Category: Gender Equality, Diversity & Inclusion, Flexible Working, ABI, women in insurance, International Women’s Day, gender and equality, Gender Seniority Gap
Another year rolls by and what a year it has been. In the run up to International Women’s Day, several reports have been published that shine a light on some of the challenges faced by working women – and how these have been exacerbated by the pandemic. The Women and Work All Party Parliamentary Group’s Toolkit and Annual Report highlights the disproportionate effects that the pandemic has had on women’s wellbeing and mental health. The report, which the Association of British Insurers (ABI) contributed to, states that “mothers on the lowest incomes are eight times more at risk of losing their jobs due to school closures, two-thirds of working mothers said they were the ‘default’ parent during lockdown (taking on the bulk of home schooling and other childcare) and, globally, women are disproportionately represented in industries that declined in 2020 due to COVID-19.”
Yet, there are some glimmers of hope. The final report of the Hampton-Alexander Review – which investigates female representation at board level and in leadership roles – showed that in January 2021 34.3% of those on FTSE 350 boards were women, compared to just 9.5% in 2011. However, despite this progress, speakers at the launch event were keen to point out that positive headlines are not the whole story and the pace of change as regards ‘women at the top’ has been too slow.
In the Pipeline Women Count 2020 Report, published near the start of this pandemic, they found that the FTSE 100 had more Chief Executives named Peter than women. In the FTSE 350 women lead just 5% of firms. Role models at work are important, particularly for women - they provide inspiration and open up new possibilities.
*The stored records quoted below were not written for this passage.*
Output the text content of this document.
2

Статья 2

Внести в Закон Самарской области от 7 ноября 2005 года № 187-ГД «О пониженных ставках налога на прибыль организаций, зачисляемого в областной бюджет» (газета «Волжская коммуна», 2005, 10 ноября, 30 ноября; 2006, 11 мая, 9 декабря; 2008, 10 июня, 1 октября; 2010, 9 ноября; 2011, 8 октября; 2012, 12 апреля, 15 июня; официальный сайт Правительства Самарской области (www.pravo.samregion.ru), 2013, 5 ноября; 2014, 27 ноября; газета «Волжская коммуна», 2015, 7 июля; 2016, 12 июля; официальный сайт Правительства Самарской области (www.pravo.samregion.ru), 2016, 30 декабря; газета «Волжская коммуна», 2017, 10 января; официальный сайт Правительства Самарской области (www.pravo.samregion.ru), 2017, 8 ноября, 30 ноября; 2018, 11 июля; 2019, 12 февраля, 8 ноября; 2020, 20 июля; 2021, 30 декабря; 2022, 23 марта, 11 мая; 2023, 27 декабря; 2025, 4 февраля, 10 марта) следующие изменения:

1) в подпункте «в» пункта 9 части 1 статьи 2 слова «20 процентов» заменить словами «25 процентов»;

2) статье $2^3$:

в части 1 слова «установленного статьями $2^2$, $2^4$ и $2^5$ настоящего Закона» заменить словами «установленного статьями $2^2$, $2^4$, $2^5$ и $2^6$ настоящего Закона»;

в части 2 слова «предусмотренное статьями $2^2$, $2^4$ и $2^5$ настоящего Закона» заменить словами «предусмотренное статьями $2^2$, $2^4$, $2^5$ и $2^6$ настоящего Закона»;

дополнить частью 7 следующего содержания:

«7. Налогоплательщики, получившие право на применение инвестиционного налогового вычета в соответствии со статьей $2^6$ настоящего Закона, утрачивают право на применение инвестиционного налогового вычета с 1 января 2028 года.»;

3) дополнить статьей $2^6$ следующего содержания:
We are seeing gradual progress in the Insurance and Long-Term Savings sector, where 29% of Board members and 24% of those at Exec level are women. We’re also lucky to have many women in our sector who are strong role models and who are showing the next generation what can be achieved and how to achieve it.
One area of opportunity gaining renewed traction, for the right reasons, is flexible working. And by this we don’t mean ‘fake flex,’ a term used by campaigner, Anna Whitehouse (otherwise known as ‘Mother Pukka’), to describe the strange blurring of work and home in which we currently find ourselves and where it is not a choice. We mean flexible working that works for the individual and for the employer. Flexible working that benefits everyone and supports people – but especially women – to progress their careers while balancing other responsibilities. Flexible working, when it really is flexible, not only improves equity of opportunity and wellbeing – but it also increases innovation, productivity and creativity. It makes organisations more diverse and inclusive, and it makes them more profitable too.
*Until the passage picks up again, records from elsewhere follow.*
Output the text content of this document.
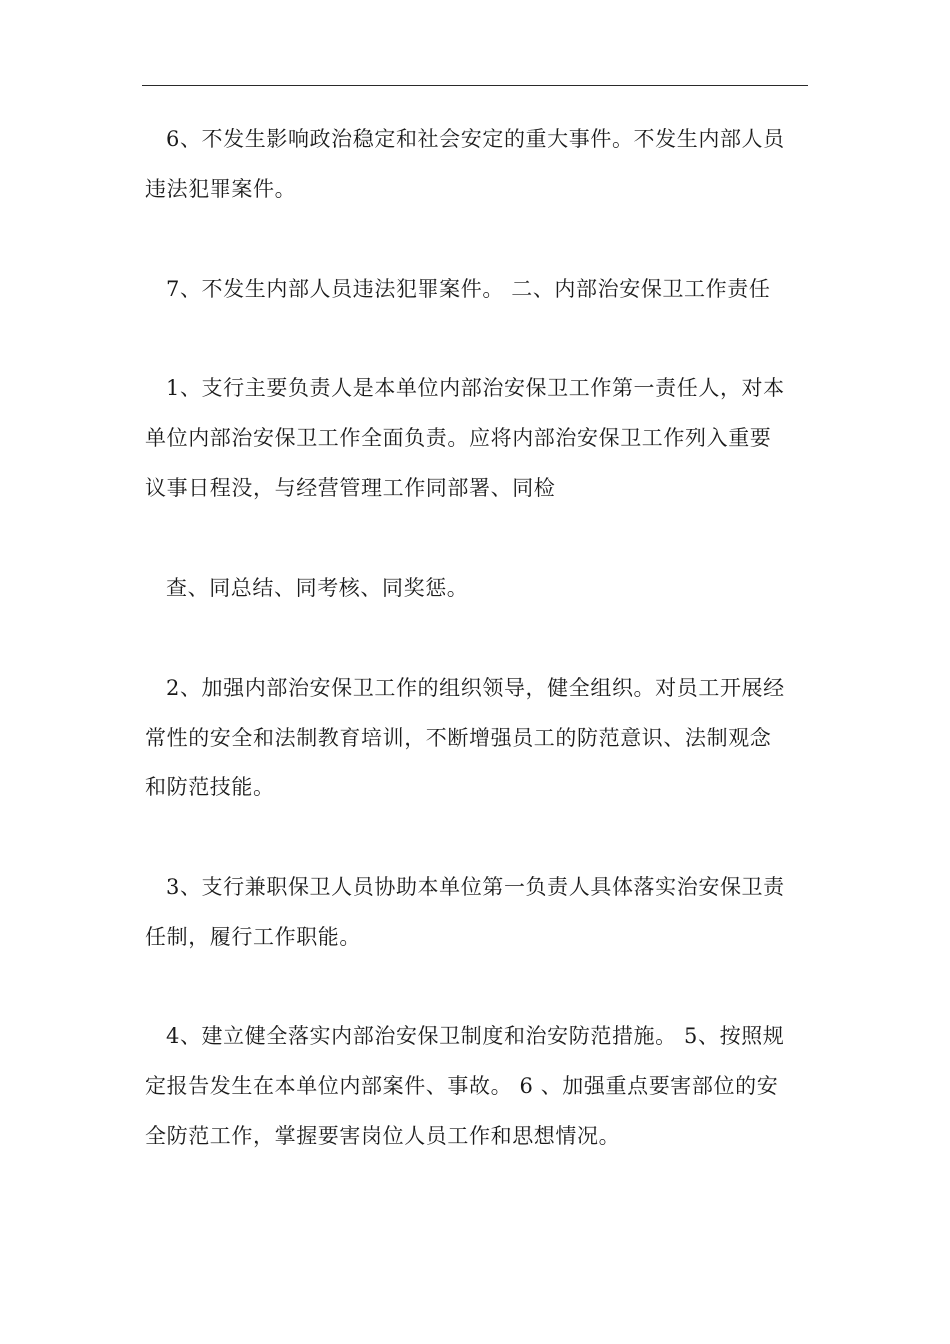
6、不发生影响政治稳定和社会安定的重大事件。不发生内部人员
违法犯罪案件。
7、不发生内部人员违法犯罪案件。 二、内部治安保卫工作责任
1、支行主要负责人是本单位内部治安保卫工作第一责任人，对本
单位内部治安保卫工作全面负责。应将内部治安保卫工作列入重要
议事日程没，与经营管理工作同部署、同检
查、同总结、同考核、同奖惩。
2、加强内部治安保卫工作的组织领导，健全组织。对员工开展经
常性的安全和法制教育培训，不断增强员工的防范意识、法制观念
和防范技能。
3、支行兼职保卫人员协助本单位第一负责人具体落实治安保卫责
任制，履行工作职能。
4、建立健全落实内部治安保卫制度和治安防范措施。 5、按照规
定报告发生在本单位内部案件、事故。 6 、加强重点要害部位的安
全防范工作，掌握要害岗位人员工作和思想情况。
There is no one size fits all when it comes to flexible working. It is a term that speaks for itself. As organisations grapple with what flexible working looks like for them over the coming months – and how hybrid working is or is not woven into that – there are increasing calls from different sides to make flexible working a ‘day one’ right. In particular, the Flex from 1st campaign highlights how those in lower paid occupations often don’t have access to the same flexible working opportunities as those in higher paid professions. With the Employment Bill expected to be published next year, the momentum around these issues is clearly building.
This is why flexible working is one pillar of the ABI’s 2021 Diversity and Inclusion Strategy. Our own 2018 Gender Seniority Gap report highlights the need to make all forms of flexible working, particularly job sharing, much more widely available and publicised. One of our members, Zurich, started advertising all jobs with ‘part-time, job share or flexible working options’ right next to the role title. This resulted in double the number of both women and men applying for roles and the number of women securing senior roles increased by one third. It’s also great to see the recent call from the Government Equalities Office to make flexible working a standard option for employees - and published alongside evidence showing that 9 out of 10 jobseekers want increased flexibility.
While we are taking steps in the right direction and many ABI member firms are leading the way in this space, there is clearly still much more to do. This past year has completely upturned the way we think about work and how, where and when we work. That is why, in the first half of 2021, the ABI will launch a new campaign – Making Flexible Work – working closely with our members to improve flexible working opportunities for everyone across the Insurance and Long-Term Savings sector. As another International Women’s Day comes around, we need to redouble our efforts to create equality of opportunity in our industry and that starts with getting our own house in order first.